In the online magazine ‘Frontpage Mag,’ Jim Fletcher wrote about just two such innovations.  We know that hospital infections are potentially deadly, yet sometimes hand washing, clean door handles and antibacterial aerosol are not enough.  So, Aharon Gedanken, achemist at the Bar-Ilan University Institute of Nanotechnology and Advanced Materialsfocused on the fabrics used in hospitals – pajamas, sheets, gowns – and created an anti-bacterial “coating” that soaks into the very fabric, rendering it bacteria free.

Saving lives.

We know the world is becoming drier.  The need for water is defined as one of the great national security issues of our time.  So, consider the stunning achievements Israelis have made with drip irrigation.
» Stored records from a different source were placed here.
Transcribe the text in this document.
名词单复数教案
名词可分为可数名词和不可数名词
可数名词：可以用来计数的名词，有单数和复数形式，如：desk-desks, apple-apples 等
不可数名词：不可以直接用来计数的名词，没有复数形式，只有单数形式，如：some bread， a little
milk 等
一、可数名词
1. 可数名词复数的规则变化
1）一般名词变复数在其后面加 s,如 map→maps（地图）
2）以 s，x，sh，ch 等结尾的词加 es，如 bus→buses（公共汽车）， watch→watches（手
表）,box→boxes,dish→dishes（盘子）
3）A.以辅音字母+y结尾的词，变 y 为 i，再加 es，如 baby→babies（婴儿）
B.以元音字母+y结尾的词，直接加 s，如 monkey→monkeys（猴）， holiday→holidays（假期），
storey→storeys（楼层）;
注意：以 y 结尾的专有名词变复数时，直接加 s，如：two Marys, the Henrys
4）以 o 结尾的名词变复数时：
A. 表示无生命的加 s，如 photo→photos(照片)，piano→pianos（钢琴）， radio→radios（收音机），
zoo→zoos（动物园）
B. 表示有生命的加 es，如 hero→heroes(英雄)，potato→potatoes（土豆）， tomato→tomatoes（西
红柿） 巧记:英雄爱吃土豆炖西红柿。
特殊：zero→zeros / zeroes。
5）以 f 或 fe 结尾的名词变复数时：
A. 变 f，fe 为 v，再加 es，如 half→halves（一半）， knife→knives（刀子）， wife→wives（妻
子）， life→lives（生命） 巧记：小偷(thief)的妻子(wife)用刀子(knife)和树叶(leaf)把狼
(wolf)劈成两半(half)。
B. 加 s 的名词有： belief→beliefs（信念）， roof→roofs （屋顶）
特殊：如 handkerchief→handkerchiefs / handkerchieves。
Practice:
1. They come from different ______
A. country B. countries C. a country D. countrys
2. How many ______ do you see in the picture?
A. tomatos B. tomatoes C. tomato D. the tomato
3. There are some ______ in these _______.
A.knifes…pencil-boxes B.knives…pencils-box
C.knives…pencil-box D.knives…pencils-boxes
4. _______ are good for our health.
In a region where water is a prized and rare commodity, Israeli agriculturalists have been able to grow vast crops, using a fraction of the water supply other countries use.

Israel, a land of creativity, genius and innovation!  Israel, a land where more Torah is being learned today than ever before in Jewish history; where there is a renewal and rejuvenation of every major Chassidic community, a proliferation of every category of Jewish scholarship from every segment of the Jewish community!   Israel, this tiny land that others see as an eretz ocheles yoshveia, is doing more for the world than countries one hundred times its size!

The myopic, limited view of Israel is put forth by “the ten”.  And not only the New York Times or CNN.  These “ten” are all anashim, men and women of distinction; leaders, celebrities.  But when all is said and done, their ability to see was limited by their refusal to see beyond the obvious and superficial.

It is time for everyone to add the blue techeles to their tzizis; to join luminaries like Warren Buffett (“If you go to the Middle East looking for oil you don’t need to stop in Israel. If you go looking for brains, energy, integrity, it’s the only stop you need to make in the Middle East”) and Bill Gates (“Israel is by many measures the country relative to its population that has done the most to contribute to the technology revolution”)  and to see with the eyes of Yehoshua and Caleb; see a land flowing with milk and honey, with creativity, innovation and genius; a land astonishing in its Torah learning and yiddishkeit; a land promised to God’s people and a gift to the world!